One should also be aware of a further principle limitation for coalescent simulations of selective sweeps. The continuous time approximation of the discrete coalescent implicitly requires that an allele may leave at most two descendants or, equivalently, that a lineage may at most bifurcate per unit time. Not only for large genomic regions and large sample sizes mentioned above, but also for very strong selection this assumption may be violated. Therefore, the result of a simulation with large s (s close to one or larger) cannot be validated using the classical mathematical theory, which is a crucial step for error checking. While non-standard coalescent trees under strong selective sweeps are not implemented in currently available simulation software, theoretical framework to treat generalized coalescent trees [34, 50] (trees with ‘multiple collisions’) and trees with simultaneous multiple collisions [51] has been developed.

The use of simulated trajectories in the simulation of genetic hitchhiking is important not only for obtaining the accurate patterns of genetic variation but also for enabling the simulation of other complex models of directional selection, such as soft sweeps from a previously neutral allele [18, 20] and selection on recessive beneficial mutations [46]. In both cases, the frequency of the allele that divides the population into two genetic backgrounds (we may call it the ‘focal’ allele) experiences an extended period of neutral fluctuation before being lifted to fixation by positive selection. This approach of precomputing the trajectory of the focal allele and then building a sample genealogy conditional on two genetic backgrounds may also be used to simulate the genetic data under balancing or periodically oscillating selection. One should note, however, that applying this method to models of selection that do not assume codominance of selected alleles (e.g. recessive beneficial mutations or balancing selection due to over-dominance) introduces a subtle theoretical problem. For example, if the relative fitnesses of genotypes A1A1, A1A2 and A2A2 at the focal locus are 1+s, 1 and 1, respectively, and if all three genotypes are present in the population, A1 lineages in homozygotes leave more descendants than A1 lineages in the heterozygotes. It thus violates the assumption that lineages evolve neutrally within each allelic class. A similar problem arises with over-dominance. As the chromosomes carrying the same allele have unequal fitness, the effective number of chromosomes becomes smaller than the actual count, thus increasing the rate of coalescence within the allelic class. However, this increase will be only on the order of the selection coefficient s. Further studies are needed to evaluate the importance of this effect.
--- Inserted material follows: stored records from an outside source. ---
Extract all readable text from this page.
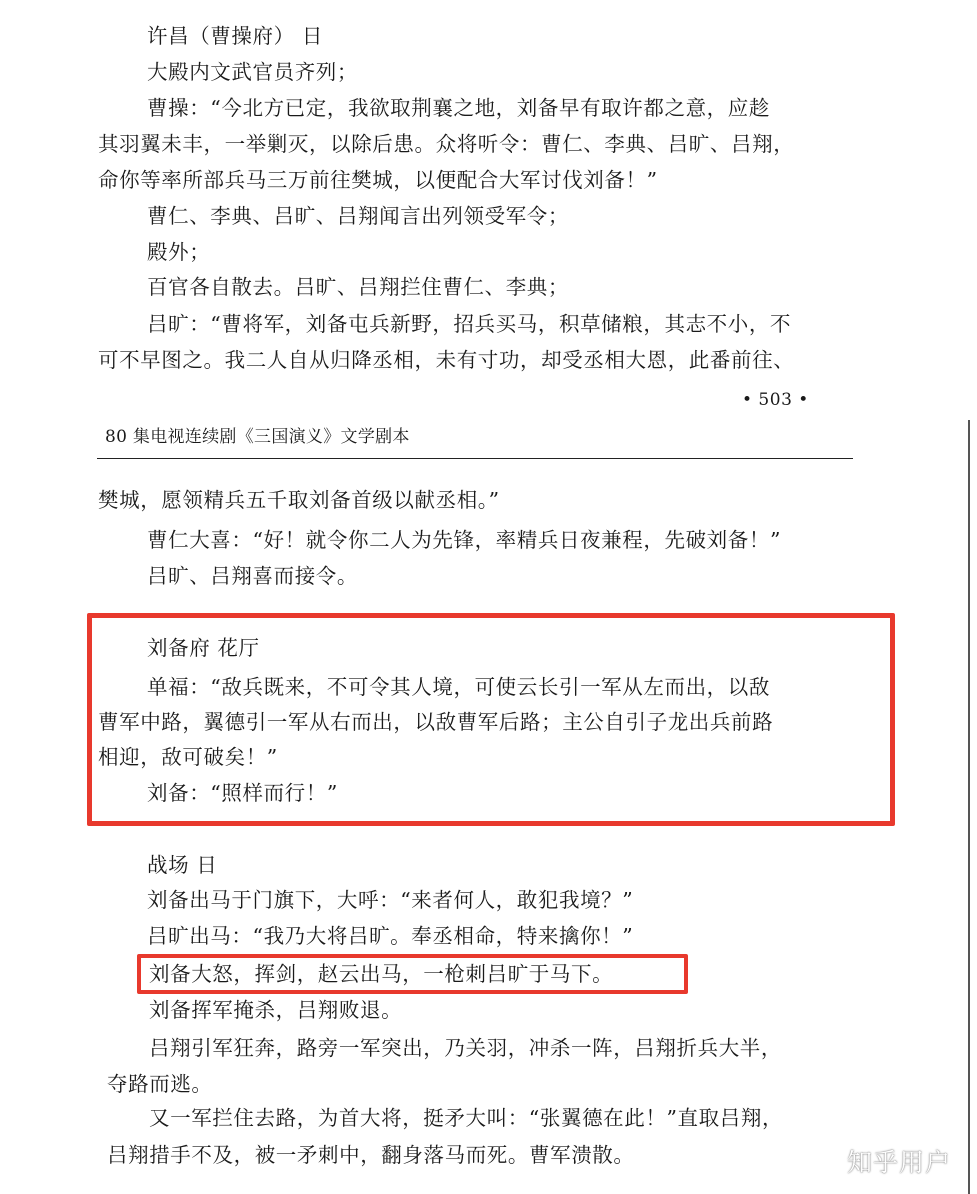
许昌（曹操府） 日
大殿内文武官员齐列；
曹操：“今北方已定，我欲取荆襄之地，刘备早有取许都之意，应趁
其羽翼未丰，一举剿灭，以除后患。众将听令：曹仁、李典、吕旷、吕翔，
命你等率所部兵马三万前往樊城，以便配合大军讨伐刘备！”
曹仁、李典、吕旷、吕翔闻言出列领受军令；
殿外；
百官各自散去。吕旷、吕翔拦住曹仁、李典；
吕旷：“曹将军，刘备屯兵新野，招兵买马，积草储粮，其志不小，不
可不早图之。我二人自从归降丞相，未有寸功，却受丞相大恩，此番前往、
• 503 •
80 集电视连续剧《三国演义》文学剧本
樊城，愿领精兵五千取刘备首级以献丞相。”
曹仁大喜：“好！就令你二人为先锋，率精兵日夜兼程，先破刘备！”
吕旷、吕翔喜而接令。
刘备府 花厅
单福：“敌兵既来，不可令其人境，可使云长引一军从左而出，以敌
曹军中路，翼德引一军从右而出，以敌曹军后路；主公自引子龙出兵前路
相迎，敌可破矣！”
刘备：“照样而行！”
战场 日
刘备出马于门旗下，大呼：“来者何人，敢犯我境？”
吕旷出马：“我乃大将吕旷。奉丞相命，特来擒你！”
刘备大怒，挥剑，赵云出马，一枪刺吕旷于马下。
刘备挥军掩杀，吕翔败退。
吕翔引军狂奔，路旁一军突出，乃关羽，冲杀一阵，吕翔折兵大半，
夺路而逃。
又一军拦住去路，为首大将，挺矛大叫：“张翼德在此！”直取吕翔，
吕翔措手不及，被一矛刺中，翻身落马而死。曹军溃散。	知乎用户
Furthermore, coalescent simulations for selective sweeps described above use the tacit assumption that the two genetic backgrounds at a given time originated from a single mutational event at the focal allele. Under reasonable biological scenarios this assumption might be violated. Namely, while the polymorphism at the focal locus, for example, with alleles A1 and A2, is maintained, some copies of A1 may mutate to A2, or vice versa. Then, a linked neutral lineage may switch genetic backgrounds (i.e. between A1 and A2) not only by recombination but also by mutation at the focal locus. Pennings and Hermisson [52, 53] showed that the possibility of the latter event cannot be ignored, even if strong selection produces a short trajectory of a beneficial mutation, as long as the mutation rate scaled by population size (4) is high. If such switching due to mutation (‘soft sweeps II’ [52]) happens, local variation is not completely wiped out. Therefore, it is recommended that, in all simulations of selective sweeps using the coalescent with recombination algorithm (i.e. simulations based on the model of Kaplan et al. [5]), extra terms be added to describe the transition of neutral lineages across genetic backgrounds due to mutational events at the focal locus.
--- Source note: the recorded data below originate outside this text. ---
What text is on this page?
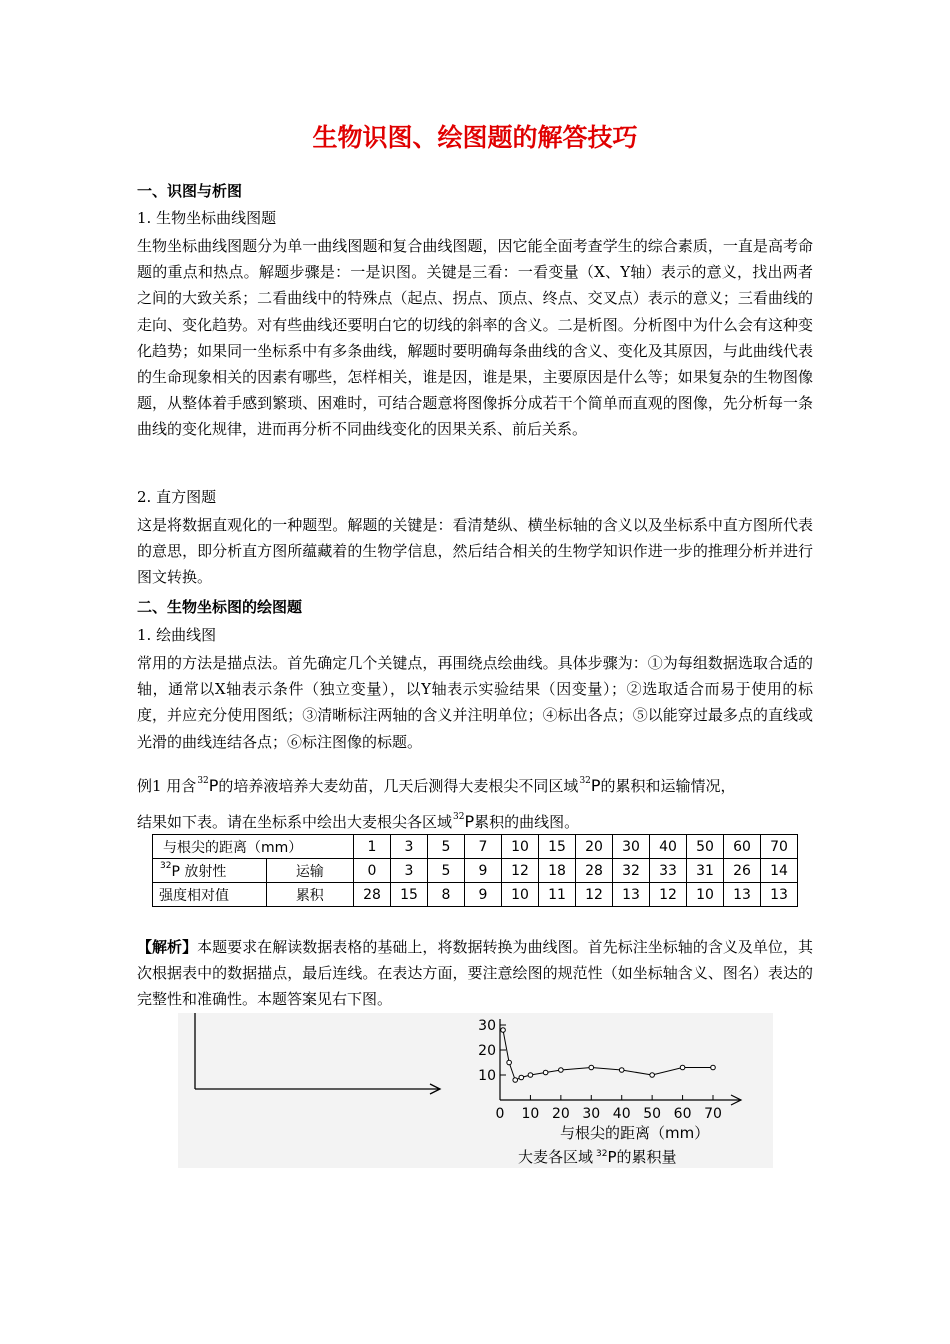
生物识图、绘图题的解答技巧
一、识图与析图
1. 生物坐标曲线图题
生物坐标曲线图题分为单一曲线图题和复合曲线图题，因它能全面考查学生的综合素质，一直是高考命题的重点和热点。解题步骤是：一是识图。关键是三看：一看变量（X、Y轴）表示的意义，找出两者之间的大致关系；二看曲线中的特殊点（起点、拐点、顶点、终点、交叉点）表示的意义；三看曲线的走向、变化趋势。对有些曲线还要明白它的切线的斜率的含义。二是析图。分析图中为什么会有这种变化趋势；如果同一坐标系中有多条曲线，解题时要明确每条曲线的含义、变化及其原因，与此曲线代表的生命现象相关的因素有哪些，怎样相关，谁是因，谁是果，主要原因是什么等；如果复杂的生物图像题，从整体着手感到繁琐、困难时，可结合题意将图像拆分成若干个简单而直观的图像，先分析每一条曲线的变化规律，进而再分析不同曲线变化的因果关系、前后关系。
2. 直方图题
这是将数据直观化的一种题型。解题的关键是：看清楚纵、横坐标轴的含义以及坐标系中直方图所代表的意思，即分析直方图所蕴藏着的生物学信息，然后结合相关的生物学知识作进一步的推理分析并进行图文转换。
二、生物坐标图的绘图题
1. 绘曲线图
常用的方法是描点法。首先确定几个关键点，再围绕点绘曲线。具体步骤为：①为每组数据选取合适的轴，通常以X轴表示条件（独立变量），以Y轴表示实验结果（因变量）；②选取适合而易于使用的标度，并应充分使用图纸；③清晰标注两轴的含义并注明单位；④标出各点；⑤以能穿过最多点的直线或光滑的曲线连结各点；⑥标注图像的标题。
例1 用含$^{32}$P的培养液培养大麦幼苗，几天后测得大麦根尖不同区域$^{32}$P的累积和运输情况，
结果如下表。请在坐标系中绘出大麦根尖各区域$^{32}$P累积的曲线图。
与根尖的距离（mm）		1	3	5	7	10	15	20	30	40	50	60	70
$^{32}$P 放射性	运输	0	3	5	9	12	18	28	32	33	31	26	14
强度相对值	累积	28	15	8	9	10	11	12	13	12	10	13	13
【解析】本题要求在解读数据表格的基础上，将数据转换为曲线图。首先标注坐标轴的含义及单位，其次根据表中的数据描点，最后连线。在表达方面，要注意绘图的规范性（如坐标轴含义、图名）表达的完整性和准确性。本题答案见右下图。
10
20
30
0 10 20 30 40 50 60 70
与根尖的距离（mm）
大麦各区域 $^{32}$P的累积量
Recent research focuses on identifying the pattern of selective sweeps under complex demography. A simple modification to introduce stepwise changes in population size before or after a selective sweep is possible by changing the rate of coalescence, while holding the rate of recombination constant [54]. The coalescent simulation of selective sweeps under a more complicated demography during plant domestication is described by Innan and Kim [55]. Developing an adequate coalescent model of selective sweeps under complex demographies, in particular if sweeps occur across subdivided populations, is very difficult because a given neutral lineage not only has to move between genetic backgrounds by recombination but also between sub-populations by migration. It is not clear whether these two events can be modeled to occur independently. The assumption of time reversibility of the evolutionary process, which underlies all coalescent models, may be violated in such cases. This is in contrast to the possibility of simulating diverse scenarios of complex demography under neutral evolution [56] (Table 2, rows 1–3, 6).
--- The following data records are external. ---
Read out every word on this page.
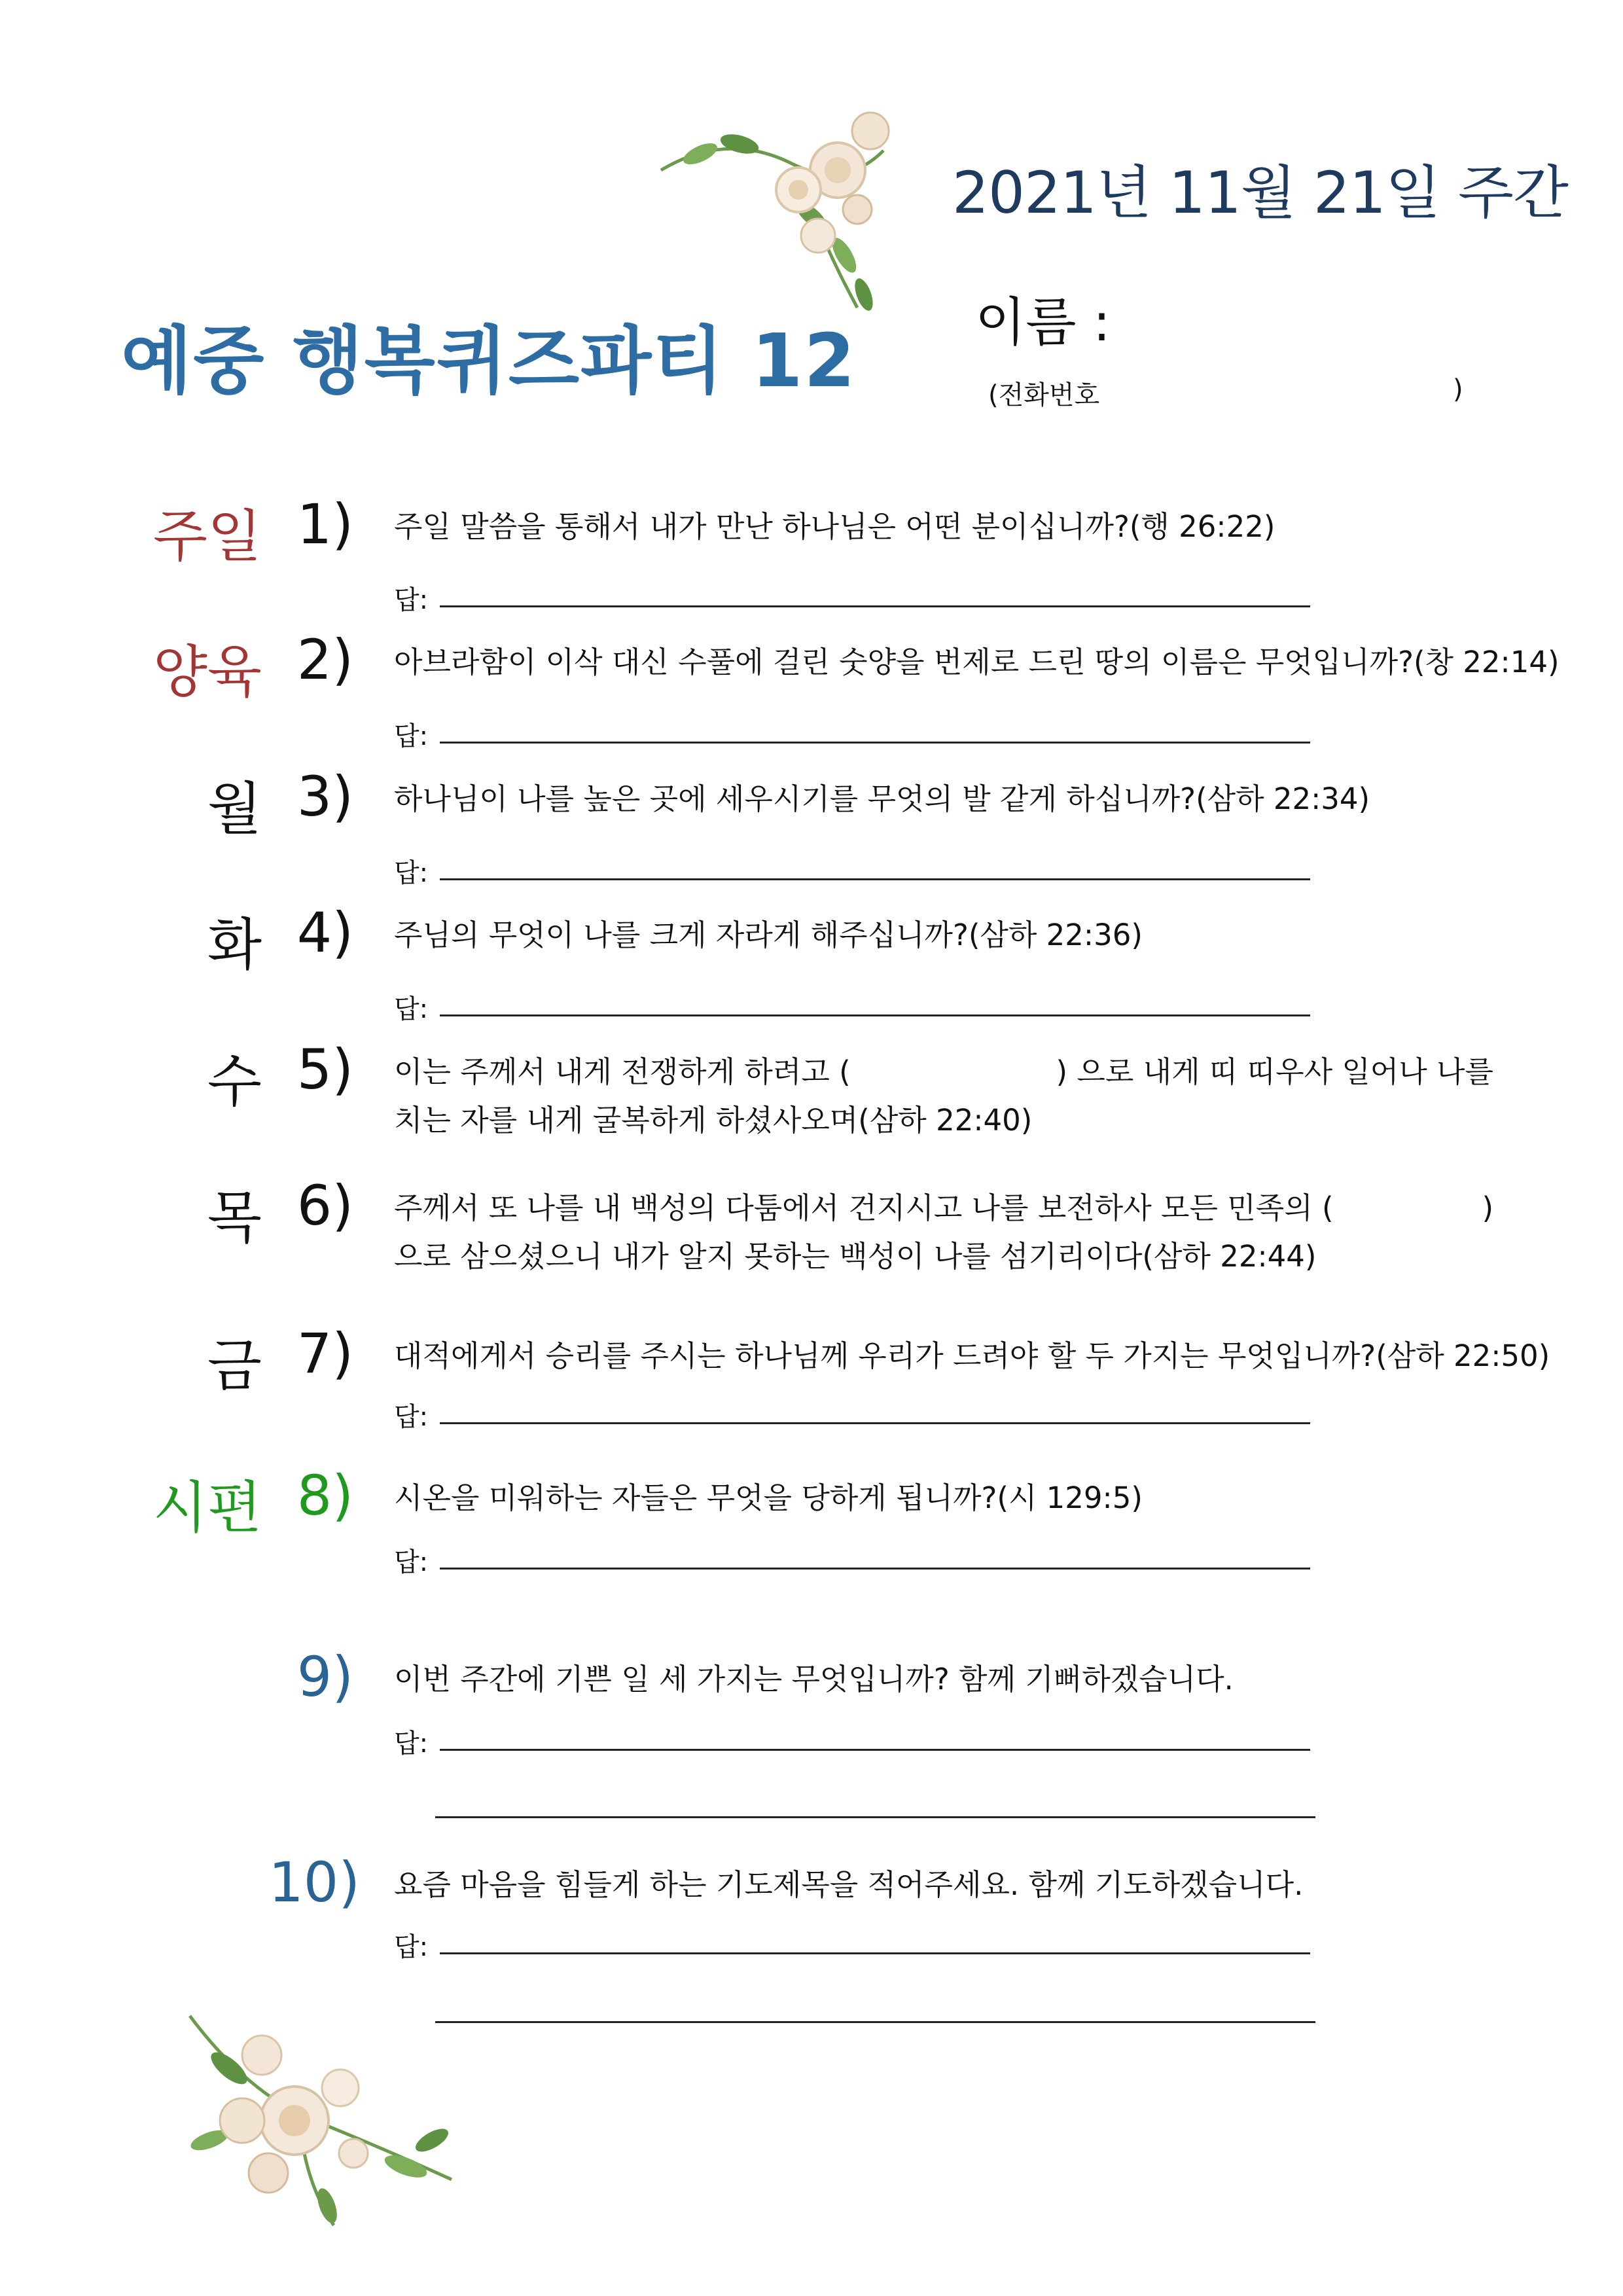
2021년 11월 21일 주간
예중 행복퀴즈파티 12 이름 :
(전화번호	)
주일 1) 주일 말씀을 통해서 내가 만난 하나님은 어떤 분이십니까?(행 26:22)
답:
양육 2) 아브라함이 이삭 대신 수풀에 걸린 숫양을 번제로 드린 땅의 이름은 무엇입니까?(창 22:14)
답:
월 3) 하나님이 나를 높은 곳에 세우시기를 무엇의 발 같게 하십니까?(삼하 22:34)
답:
화 4) 주님의 무엇이 나를 크게 자라게 해주십니까?(삼하 22:36)
답:
수 5) 이는 주께서 내게 전쟁하게 하려고 (	) 으로 내게 띠 띠우사 일어나 나를
치는 자를 내게 굴복하게 하셨사오며(삼하 22:40)
목 6) 주께서 또 나를 내 백성의 다툼에서 건지시고 나를 보전하사 모든 민족의 (	)
으로 삼으셨으니 내가 알지 못하는 백성이 나를 섬기리이다(삼하 22:44)
금 7) 대적에게서 승리를 주시는 하나님께 우리가 드려야 할 두 가지는 무엇입니까?(삼하 22:50)
답:
시편 8) 시온을 미워하는 자들은 무엇을 당하게 됩니까?(시 129:5)
답:
9) 이번 주간에 기쁜 일 세 가지는 무엇입니까? 함께 기뻐하겠습니다.
답:
10) 요즘 마음을 힘들게 하는 기도제목을 적어주세요. 함께 기도하겠습니다.
답:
Figure 2 shows typical patterns of genetic variation with and without directional selection along a recombining chromosome simulated under the models of plant domestication in [55]. By chance the level of variability (y-axis in Figure 2A) may be reduced in certain regions (x-axis) even under neutral evolution. This poses the problem of distinguishing random genetic drift and directional selection as the possible causes for the reduction of variability. Close examination of the neutral versus selective patterns reveals important differences. One indicator is given by the frequency spectrum. At evolutionary equilibrium, the frequencies of derived (recently mutated) alleles at neutral loci are usually lower than those of ancestral (wild-type) alleles. In contrast, as a result of a selective sweep, frequencies of derived alleles increase transiently [37]. This change in the allele frequency distribution is called a skew in the frequency spectrum and quantified by the difference between the statistics θH (Fay and Wu's estimator of 4) and π (Tajima's estimator of 4). The former is a variability measure which is based on the derived allele frequencies, the latter is the expected heterozygosity and ignores whether an allele is derived or ancestral. Figure 2 shows that the difference θHπ is much larger in the area nearby the pocket of reduced variation caused by selection (Figure 2B) than without selection (Figure 2A). Note, that in the example shown in Figure 2B, the skew of variability is asymmetric, by chance, around the site which gave rise to the selective sweep. Therefore, observing such asymmetry in actual data would still be compatible with a single selective sweep and even with a constant recombination rate per site.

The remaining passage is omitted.